19. Başvurucu, kovuşturmaya yer olmadığına dair karara 29/11/2019 havale tarihli dilekçeyle itiraz etmiştir. İtiraz dilekçesinde diğer hususların yanında etkili bir soruşturma yapılmadığını, bu kapsamda mağdur sıfatıyla ifadesinin alınmadığını, şüphelilerin kimliklerinin belirlenmesi için herhangi bir işlem yapılmadığını, kötü muamele niteliğindeki eylemlere tanık olan F.Ş.nin beyanına başvurulmadığını, hakkında adli rapor aldırılmadığını belirtmiştir. Bunun dışında İnsan Hakları Vakfının raporunda kötü muameleye maruz kaldığının tıbben ortaya konulduğunu ileri sürmüştür. Ayrıca basit tıbbi müdahale ile giderilebilecek şekilde yaralandığı sağlık raporuyla sabit olmasına rağmen darbedildiğine dair bir rapor olmadığını, soruşturma dosyasına bu neviden bir rapor sunulmadığı açıklanarak kovuşturmaya yer olmadığına dair karar verildiğini iddia etmiştir.

20. Başvurucunun Başsavcılık kararına yaptığı itiraz, Van 1. Sulh Ceza Hâkimliğinin 13/12/2019 tarihli kararıyla reddedilmiştir. Hâkimlik; itirazın reddine dair kararında, suçun işlendiğine dair başvurucunun beyanı dışında somut bir delil ve başvurucunun yaralanmasına dair tespitte bulunan herhangi bir sağlık raporu olmadığını belirtmiştir.

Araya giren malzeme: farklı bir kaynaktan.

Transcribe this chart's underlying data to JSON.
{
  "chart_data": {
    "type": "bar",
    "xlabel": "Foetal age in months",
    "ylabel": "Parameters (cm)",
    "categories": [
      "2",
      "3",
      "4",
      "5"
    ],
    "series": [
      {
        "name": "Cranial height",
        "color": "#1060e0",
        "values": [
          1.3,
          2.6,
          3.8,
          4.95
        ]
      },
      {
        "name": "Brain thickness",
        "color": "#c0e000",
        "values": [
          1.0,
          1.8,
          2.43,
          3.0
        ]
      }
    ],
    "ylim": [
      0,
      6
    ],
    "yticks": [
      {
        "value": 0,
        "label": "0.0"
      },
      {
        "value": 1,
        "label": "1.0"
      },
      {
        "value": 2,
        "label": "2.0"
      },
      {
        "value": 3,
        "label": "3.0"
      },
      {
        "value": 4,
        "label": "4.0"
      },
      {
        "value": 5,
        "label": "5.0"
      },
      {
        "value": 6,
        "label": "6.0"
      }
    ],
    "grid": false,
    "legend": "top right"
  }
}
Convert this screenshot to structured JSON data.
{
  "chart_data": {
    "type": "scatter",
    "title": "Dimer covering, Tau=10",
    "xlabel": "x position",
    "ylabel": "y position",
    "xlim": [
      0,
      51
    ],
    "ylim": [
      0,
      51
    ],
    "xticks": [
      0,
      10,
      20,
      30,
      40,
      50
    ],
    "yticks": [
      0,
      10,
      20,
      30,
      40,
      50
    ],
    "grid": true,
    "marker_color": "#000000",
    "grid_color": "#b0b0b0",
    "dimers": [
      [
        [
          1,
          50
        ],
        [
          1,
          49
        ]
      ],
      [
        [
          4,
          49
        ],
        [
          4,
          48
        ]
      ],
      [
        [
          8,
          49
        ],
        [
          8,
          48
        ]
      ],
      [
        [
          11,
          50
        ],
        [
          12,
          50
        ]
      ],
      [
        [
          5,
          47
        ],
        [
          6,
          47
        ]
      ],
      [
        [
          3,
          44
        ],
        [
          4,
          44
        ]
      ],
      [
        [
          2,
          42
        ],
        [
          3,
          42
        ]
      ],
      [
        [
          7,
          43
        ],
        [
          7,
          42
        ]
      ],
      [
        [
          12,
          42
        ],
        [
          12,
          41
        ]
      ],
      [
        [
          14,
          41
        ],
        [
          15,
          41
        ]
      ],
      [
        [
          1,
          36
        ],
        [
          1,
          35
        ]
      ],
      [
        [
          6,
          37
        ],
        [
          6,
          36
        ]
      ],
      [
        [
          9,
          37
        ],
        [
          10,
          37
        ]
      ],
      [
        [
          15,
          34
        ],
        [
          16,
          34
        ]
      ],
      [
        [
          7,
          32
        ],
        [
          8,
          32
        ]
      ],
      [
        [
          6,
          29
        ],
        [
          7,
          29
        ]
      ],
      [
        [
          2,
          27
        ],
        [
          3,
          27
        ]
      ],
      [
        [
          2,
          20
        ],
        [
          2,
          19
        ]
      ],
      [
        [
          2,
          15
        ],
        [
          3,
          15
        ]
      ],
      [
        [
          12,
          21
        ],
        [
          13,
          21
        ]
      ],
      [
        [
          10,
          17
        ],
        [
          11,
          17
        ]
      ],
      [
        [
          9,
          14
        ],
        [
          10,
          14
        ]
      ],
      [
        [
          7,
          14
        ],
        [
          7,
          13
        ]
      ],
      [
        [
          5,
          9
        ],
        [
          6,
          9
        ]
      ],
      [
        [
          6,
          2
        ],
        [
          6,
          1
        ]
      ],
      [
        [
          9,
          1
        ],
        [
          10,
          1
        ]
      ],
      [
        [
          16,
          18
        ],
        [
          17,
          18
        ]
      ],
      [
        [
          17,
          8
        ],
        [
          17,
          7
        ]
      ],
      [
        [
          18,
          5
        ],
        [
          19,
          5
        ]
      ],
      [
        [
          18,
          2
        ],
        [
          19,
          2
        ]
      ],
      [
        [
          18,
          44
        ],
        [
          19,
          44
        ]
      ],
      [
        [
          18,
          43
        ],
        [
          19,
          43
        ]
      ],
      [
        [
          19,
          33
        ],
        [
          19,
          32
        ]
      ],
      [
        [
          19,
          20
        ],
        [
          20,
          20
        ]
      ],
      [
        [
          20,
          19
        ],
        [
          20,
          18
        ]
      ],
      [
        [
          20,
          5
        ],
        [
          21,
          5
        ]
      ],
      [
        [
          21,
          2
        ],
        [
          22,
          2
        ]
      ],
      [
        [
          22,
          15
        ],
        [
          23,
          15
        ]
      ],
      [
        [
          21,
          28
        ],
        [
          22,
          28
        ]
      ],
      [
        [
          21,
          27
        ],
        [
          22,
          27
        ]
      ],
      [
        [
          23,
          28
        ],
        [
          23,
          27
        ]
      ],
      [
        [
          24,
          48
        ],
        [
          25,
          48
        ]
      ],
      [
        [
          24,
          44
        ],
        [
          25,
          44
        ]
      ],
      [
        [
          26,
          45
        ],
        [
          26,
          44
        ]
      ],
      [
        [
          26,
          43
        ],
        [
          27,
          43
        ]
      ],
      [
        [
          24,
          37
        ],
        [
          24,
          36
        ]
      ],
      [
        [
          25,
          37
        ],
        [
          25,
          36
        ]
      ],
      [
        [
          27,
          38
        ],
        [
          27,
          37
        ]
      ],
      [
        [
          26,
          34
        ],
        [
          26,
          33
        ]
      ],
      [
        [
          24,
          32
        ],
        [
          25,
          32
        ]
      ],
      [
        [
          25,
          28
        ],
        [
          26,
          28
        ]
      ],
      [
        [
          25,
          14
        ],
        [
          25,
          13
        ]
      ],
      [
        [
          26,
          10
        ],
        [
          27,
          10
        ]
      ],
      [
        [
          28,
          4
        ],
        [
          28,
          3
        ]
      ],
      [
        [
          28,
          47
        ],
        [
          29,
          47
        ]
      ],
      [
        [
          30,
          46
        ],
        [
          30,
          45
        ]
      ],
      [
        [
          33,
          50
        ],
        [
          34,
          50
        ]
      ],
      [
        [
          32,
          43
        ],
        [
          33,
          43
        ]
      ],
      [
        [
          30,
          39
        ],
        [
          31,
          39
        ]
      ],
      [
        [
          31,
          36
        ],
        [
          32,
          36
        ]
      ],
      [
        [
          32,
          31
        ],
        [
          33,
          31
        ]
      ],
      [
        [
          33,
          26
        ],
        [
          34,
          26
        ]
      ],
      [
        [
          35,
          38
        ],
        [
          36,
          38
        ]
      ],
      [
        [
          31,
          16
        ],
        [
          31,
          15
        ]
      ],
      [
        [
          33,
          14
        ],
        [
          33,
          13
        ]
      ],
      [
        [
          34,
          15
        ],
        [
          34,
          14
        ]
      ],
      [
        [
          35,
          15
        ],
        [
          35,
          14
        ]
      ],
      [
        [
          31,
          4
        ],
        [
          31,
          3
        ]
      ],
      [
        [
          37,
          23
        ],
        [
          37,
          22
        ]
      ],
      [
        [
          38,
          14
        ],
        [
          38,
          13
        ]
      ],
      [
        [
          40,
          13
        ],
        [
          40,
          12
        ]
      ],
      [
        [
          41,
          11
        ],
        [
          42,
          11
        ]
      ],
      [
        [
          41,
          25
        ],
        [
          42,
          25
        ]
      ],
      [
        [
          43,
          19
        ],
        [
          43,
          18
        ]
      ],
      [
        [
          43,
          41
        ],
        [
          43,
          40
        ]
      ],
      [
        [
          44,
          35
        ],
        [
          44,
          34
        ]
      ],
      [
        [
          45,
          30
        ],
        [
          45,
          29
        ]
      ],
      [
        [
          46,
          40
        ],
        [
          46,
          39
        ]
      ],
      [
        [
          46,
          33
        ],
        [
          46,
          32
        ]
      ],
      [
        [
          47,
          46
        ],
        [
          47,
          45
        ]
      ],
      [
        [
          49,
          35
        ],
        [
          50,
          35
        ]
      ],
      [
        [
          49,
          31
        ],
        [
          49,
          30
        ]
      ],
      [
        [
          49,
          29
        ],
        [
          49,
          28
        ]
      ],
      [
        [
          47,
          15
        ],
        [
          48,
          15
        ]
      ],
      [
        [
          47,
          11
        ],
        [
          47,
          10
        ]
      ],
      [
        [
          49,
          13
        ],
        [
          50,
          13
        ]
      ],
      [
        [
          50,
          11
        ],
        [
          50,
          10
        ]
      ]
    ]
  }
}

Bununla birlikte İnsan Hakları Vakfı tarafından düzenlenen 22/11/2019 tarihli raporu da değerlendiren Hâkimlik, anılan raporun başvurucunun beyanı esas alınarak hazırlandığını kabul etmiştir. Hâkimliğin karar gerekçesinin ilgili kısmı şöyledir:

"...Van Cumhuriyet Başsavcılığı'nın 07/10/2019 tarih ve 2019/25052 soruşturma numaralı kovuşturmaya yer olmadığına dair kararı ve ekleri birlikte değerlendirildiğinde; dosya içerisinde şüphelinin beyanı dışında bu beyanı destekler nitelikte hiçbir delilin olmadığı, soruşturmanın devam edebilmesinin suç iddiasını destekleyen somut delillerle mümkün olabileceği, herhangi bir kamera kaydının ve tanık beyanın olmadığı, dosyamız arasında her ne kadar müştekinin gözaltındayken alınan doktor raporları bulunmasa da müşteki vekili tarafından dosya içerisine sunulan İnsan Hakları Vakfı'nın 22/11/2019 tarihli ve 2019.01 numaralı raporun yapılan incelemesinde gözaltında bulunduğu süre içerinde herhangi bir darp-cebir izine rastlanmadığının bildirildiği, raporun sonuç kısmında;'... kişinin bu süreçte insan eliyle oluşturulmuş travmaya maruz kaldığı ve Dünya Sağlık Örgütü'nün Uluslararası Hastalık Sınıflandırması, ICD 10 kapsamında Y07.3 kodu ile belirtilen 'işkence ve diğer zalimane, insanlık dışı yada aşağılayıcı muamele' kapsamı içinde değerlendirilebileceği kanaatini bildirir değerlendirme raporudur.' dediği, ancak raporun hazırlanmasında müşteki beyanın esas alındığı anlaşılmakla ... verilen kovuşturmaya yer olmadığına dair kararın usul ve yasaya uygun olduğu değerlendirilmiş[tir.]"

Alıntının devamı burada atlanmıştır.